I remember the very first time I held a five dollar bill of my own. I earned it by working 10 hours over two Saturdays at my Dad’s shop. When I got the job, I dreamed of the candy I would buy when payday came. But as I sat on my bed that day looking at that bill, turning it over and over and seeing those amazing big number 5’s on it, I suddenly had a difficult time deciding what to do with it. It was no longer just money waiting to be spent, but it was a valuable representation of long hours of work; Work, that would have been wasted if I wasted the money. That moment in time is fixed in my memory.
Our office recently received a call from a child of one of our long time clients. We had worked with the client for many years and had a very close relationship. This couple had lived a normal middle class life,  faithfully saving  a portion of their monthly income and spending wisely so that it might last throughout their retirement.
The phone call was very short and amounted to the child of our client informing us that their last remaining parent had passed away the night before. As the successor trustee he asked how much money the parents had left, then said that he and his three siblings wanted the account cashed out and sent to them as soon as possible.  Because Investment markets are constantly moving, it’s often not the best idea to just liquidate everything all at once, but as we tried to explain this to the trustee he made it clear that he just wanted whatever cash could be generated as quickly as possible. The tone of the call, literally hours after their parent’s death, was disturbing.
Sadly this situation is not uncommon. I have often thought that if parents could foresee the way their kids behave when they find out they have an inheritance coming, they might seriously reconsider how they leave money behind. There are certainly children who are not this way, but far too many are unprepared financially or emotionally to be given money they did not earn.

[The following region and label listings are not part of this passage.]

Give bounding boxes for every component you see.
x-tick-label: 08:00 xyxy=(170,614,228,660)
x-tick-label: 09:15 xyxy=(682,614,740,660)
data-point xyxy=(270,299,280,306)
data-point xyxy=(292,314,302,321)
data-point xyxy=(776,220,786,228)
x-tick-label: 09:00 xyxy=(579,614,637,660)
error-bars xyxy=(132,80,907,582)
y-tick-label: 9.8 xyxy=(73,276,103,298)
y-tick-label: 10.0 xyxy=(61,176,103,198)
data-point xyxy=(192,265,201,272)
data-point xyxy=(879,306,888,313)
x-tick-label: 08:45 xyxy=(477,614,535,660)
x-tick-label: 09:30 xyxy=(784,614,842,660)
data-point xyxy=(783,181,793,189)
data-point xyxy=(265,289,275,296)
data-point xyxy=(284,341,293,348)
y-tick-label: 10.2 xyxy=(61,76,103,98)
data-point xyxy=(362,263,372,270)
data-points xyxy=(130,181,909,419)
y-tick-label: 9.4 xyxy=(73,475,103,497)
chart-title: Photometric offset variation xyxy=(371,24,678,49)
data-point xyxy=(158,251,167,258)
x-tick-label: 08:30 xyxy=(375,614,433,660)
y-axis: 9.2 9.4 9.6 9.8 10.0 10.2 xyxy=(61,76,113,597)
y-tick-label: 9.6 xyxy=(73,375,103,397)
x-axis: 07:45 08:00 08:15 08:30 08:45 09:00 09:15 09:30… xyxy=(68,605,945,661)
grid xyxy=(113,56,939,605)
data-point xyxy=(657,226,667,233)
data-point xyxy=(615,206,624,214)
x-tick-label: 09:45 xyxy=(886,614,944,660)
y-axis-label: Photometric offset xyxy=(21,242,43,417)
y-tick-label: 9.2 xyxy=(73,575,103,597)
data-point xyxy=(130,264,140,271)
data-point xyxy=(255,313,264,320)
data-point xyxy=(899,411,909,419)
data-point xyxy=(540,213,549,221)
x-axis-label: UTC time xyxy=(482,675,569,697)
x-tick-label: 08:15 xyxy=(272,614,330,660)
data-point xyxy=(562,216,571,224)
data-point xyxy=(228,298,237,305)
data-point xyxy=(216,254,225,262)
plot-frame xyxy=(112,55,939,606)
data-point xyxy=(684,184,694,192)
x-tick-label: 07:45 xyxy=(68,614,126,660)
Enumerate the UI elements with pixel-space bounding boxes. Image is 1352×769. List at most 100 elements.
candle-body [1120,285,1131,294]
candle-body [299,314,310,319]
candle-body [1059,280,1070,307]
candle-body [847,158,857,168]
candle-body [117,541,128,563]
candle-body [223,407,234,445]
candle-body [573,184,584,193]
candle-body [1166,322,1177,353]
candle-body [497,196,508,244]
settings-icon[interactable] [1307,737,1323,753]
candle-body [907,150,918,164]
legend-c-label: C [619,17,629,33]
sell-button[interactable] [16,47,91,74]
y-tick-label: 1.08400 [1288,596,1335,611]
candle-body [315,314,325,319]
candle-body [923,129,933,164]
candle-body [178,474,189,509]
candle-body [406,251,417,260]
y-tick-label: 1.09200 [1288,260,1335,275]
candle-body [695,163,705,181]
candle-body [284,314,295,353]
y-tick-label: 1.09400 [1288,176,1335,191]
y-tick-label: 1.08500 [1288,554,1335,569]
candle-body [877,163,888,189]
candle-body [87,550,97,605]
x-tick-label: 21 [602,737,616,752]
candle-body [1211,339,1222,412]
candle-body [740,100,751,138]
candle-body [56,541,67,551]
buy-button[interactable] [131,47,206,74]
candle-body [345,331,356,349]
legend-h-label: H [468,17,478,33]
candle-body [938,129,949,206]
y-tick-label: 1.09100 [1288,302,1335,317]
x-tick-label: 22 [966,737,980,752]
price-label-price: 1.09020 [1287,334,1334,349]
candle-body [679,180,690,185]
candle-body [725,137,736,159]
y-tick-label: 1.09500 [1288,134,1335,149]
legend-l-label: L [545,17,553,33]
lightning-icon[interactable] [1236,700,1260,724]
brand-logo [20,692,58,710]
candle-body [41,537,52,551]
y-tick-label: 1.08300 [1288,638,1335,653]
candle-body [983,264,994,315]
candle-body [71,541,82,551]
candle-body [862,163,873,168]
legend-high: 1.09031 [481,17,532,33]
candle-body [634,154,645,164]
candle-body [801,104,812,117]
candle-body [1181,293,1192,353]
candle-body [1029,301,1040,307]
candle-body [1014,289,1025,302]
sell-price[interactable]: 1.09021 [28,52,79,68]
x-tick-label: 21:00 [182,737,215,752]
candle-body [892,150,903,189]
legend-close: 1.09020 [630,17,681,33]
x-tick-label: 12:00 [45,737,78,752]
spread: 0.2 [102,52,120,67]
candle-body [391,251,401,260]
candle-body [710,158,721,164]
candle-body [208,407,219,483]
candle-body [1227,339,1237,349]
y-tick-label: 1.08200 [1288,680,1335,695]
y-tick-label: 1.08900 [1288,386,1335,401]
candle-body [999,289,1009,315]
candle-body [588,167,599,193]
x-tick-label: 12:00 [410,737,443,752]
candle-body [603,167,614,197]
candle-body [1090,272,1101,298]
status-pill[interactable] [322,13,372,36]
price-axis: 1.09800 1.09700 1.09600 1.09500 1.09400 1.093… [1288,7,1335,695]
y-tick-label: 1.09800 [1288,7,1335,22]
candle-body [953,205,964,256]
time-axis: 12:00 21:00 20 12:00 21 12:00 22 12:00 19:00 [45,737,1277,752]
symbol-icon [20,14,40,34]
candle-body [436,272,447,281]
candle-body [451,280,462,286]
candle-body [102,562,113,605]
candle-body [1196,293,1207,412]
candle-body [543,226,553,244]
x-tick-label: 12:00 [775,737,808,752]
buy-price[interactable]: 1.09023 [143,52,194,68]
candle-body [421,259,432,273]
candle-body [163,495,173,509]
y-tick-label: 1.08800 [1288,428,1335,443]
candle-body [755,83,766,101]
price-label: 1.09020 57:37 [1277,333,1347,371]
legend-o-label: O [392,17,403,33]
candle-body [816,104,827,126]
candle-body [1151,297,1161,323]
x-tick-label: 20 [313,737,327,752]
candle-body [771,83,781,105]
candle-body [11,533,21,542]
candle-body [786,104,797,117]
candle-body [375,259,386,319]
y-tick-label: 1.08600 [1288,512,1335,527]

My experiences have taught me that when you work for money, when you sacrifice to save your money, you have a much greater respect for it. You tend to be more cautious about how you invest and spend it. On the other hand, it is often the case that heirs who are not financially sound themselves, can be very quick to demand their share and even quicker to spend it.
If your estate plans include “leaving a little something” for your kids, consider that a good example and some well-timed lessons can be much better than a big check. One of the best things my Dad ever did for me financially was to give me  the chance to earn that $5 bill, rather than just handing it to me. That lesson has blessed my entire life.